Если же продолжить рассуждение о необходимости объективной структурации ситуации, в которой человек оказывается перед лицом неизбежности мысли, то тут, я думаю, следует помнить, что Россия является неделимой частью европейской цивилизации. Мы вот с вами, например, беседуем по-русски, а это европейский язык. Развитие же европейских обществ шло по пути эмпирически опытного нащупывания механизмов общественной жизни, а не волепроизвольного, из одной господствующей точки определения. Всечленение гражданского общества и оказалось таким механизмом. А он предполагает человека, который даже представить себя не может вне и без него. То есть, я хочу сказать, что нам, т. е. европейской культуре, известно эмпирически только одно устройство, закрепляющее инстанцию свободного «внутреннего слова» в человеке и обеспечивающее пространство для его развития, — это институции, развитое гражданское общество.
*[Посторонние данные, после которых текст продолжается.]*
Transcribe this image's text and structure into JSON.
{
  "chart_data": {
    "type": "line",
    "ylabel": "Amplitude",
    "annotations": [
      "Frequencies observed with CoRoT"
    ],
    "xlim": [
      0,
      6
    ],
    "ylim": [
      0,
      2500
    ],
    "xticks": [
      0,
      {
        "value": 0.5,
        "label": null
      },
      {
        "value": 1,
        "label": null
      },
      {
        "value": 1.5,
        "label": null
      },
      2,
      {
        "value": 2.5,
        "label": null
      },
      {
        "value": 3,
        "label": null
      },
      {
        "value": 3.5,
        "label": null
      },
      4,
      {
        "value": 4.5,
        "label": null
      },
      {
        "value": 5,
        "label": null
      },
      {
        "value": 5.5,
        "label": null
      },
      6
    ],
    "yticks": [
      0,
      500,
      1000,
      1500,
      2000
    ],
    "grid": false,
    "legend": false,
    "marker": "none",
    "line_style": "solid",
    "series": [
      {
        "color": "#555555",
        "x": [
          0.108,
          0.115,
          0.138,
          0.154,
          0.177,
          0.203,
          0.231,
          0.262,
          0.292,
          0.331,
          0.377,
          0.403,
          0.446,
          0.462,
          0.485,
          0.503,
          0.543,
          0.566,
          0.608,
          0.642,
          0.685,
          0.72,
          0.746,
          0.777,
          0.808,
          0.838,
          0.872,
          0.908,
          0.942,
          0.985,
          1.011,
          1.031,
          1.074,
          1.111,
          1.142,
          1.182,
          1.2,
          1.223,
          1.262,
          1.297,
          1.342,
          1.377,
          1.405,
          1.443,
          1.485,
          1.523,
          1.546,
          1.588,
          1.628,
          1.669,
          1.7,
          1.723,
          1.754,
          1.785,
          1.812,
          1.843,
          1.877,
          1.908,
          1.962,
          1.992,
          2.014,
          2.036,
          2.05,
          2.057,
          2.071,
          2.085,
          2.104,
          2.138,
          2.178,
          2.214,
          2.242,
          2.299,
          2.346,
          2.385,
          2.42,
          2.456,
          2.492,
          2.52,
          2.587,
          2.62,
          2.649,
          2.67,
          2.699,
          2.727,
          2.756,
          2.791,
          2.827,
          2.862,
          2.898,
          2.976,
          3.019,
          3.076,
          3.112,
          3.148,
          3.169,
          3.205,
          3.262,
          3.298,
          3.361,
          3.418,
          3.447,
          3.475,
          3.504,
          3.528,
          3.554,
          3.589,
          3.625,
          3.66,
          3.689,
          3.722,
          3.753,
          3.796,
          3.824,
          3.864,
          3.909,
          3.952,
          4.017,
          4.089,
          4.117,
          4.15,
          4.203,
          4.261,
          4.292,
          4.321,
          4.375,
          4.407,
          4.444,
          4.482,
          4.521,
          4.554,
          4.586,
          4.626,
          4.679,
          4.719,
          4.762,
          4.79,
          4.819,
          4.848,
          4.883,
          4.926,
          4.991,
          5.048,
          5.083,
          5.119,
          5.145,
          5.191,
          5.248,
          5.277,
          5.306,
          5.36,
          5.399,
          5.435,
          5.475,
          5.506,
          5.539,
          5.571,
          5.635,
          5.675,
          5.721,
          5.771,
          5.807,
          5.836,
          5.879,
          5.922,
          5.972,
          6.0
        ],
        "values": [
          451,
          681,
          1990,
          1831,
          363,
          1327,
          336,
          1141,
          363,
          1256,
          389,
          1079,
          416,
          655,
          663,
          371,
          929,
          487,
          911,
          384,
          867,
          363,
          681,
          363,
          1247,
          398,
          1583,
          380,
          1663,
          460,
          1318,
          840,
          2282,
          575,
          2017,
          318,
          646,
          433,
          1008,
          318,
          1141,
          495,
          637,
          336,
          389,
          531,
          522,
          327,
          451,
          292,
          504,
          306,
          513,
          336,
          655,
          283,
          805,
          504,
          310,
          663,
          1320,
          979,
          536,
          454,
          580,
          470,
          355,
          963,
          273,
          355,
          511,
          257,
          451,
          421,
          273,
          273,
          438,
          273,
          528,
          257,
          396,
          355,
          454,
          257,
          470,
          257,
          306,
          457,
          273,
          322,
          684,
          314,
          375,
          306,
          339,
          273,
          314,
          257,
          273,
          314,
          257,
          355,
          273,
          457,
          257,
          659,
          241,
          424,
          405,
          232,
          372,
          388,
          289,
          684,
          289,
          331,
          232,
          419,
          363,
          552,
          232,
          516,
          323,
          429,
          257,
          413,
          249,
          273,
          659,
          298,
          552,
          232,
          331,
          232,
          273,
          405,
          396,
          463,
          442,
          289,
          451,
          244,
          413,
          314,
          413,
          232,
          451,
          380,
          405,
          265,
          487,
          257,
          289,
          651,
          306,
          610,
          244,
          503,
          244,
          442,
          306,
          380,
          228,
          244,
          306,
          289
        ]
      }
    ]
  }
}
Еще даже неистовый Сен-Жюст говорил, что чем больше у народа институций, тем больше у него свободы. — Сколько же всего нужно тогда реформировать?! — Не знаю. Знаю лишь, что никакие реформы, их успех, невозможны без расцепления, например, вязкого сращения государство общество. Необходимо выделение и развитие автономного общественного элемента, не только являющегося естественной границей власти, но и не прислоненного ни к каким государственным гарантиям и опекунству или иждивенчеству. Мы не малые дети, не народ-недоросль, не народ-малютка. Этот паразитический симбиоз вреден и для самого государства, не давая ему стать тем, чем оно замыслено исторически. Государство ведь — лишь служебный орган общества, а не алхимическое лоно выплавки чего-то общественно или нравственно нового, например «нового человека», «новой морали» и т. п. Правда, важный орган. Скажем, общегражданское мышление, политическое мышление в социальных субъектах невозможны без и вне развитого и единого государства (история Грузии тому пример), они без него впадают — по уровню своей мысли — в до-историческое, до-гражданское состояние. Но это обратимая материя: вне осуществления в лицах и группах лиц, свободно, из своей собственной развитости, из духа держащих закон, — т. е. вне справедливости, что такое государство, как не «просто лишь большие разбойничьи шайки», по словам Августина (я ведь предупредил, что философия идет к нам из большого исторического далека). То есть парадоксальным образом государство само может оказаться частью до-исторического, естественного состояния.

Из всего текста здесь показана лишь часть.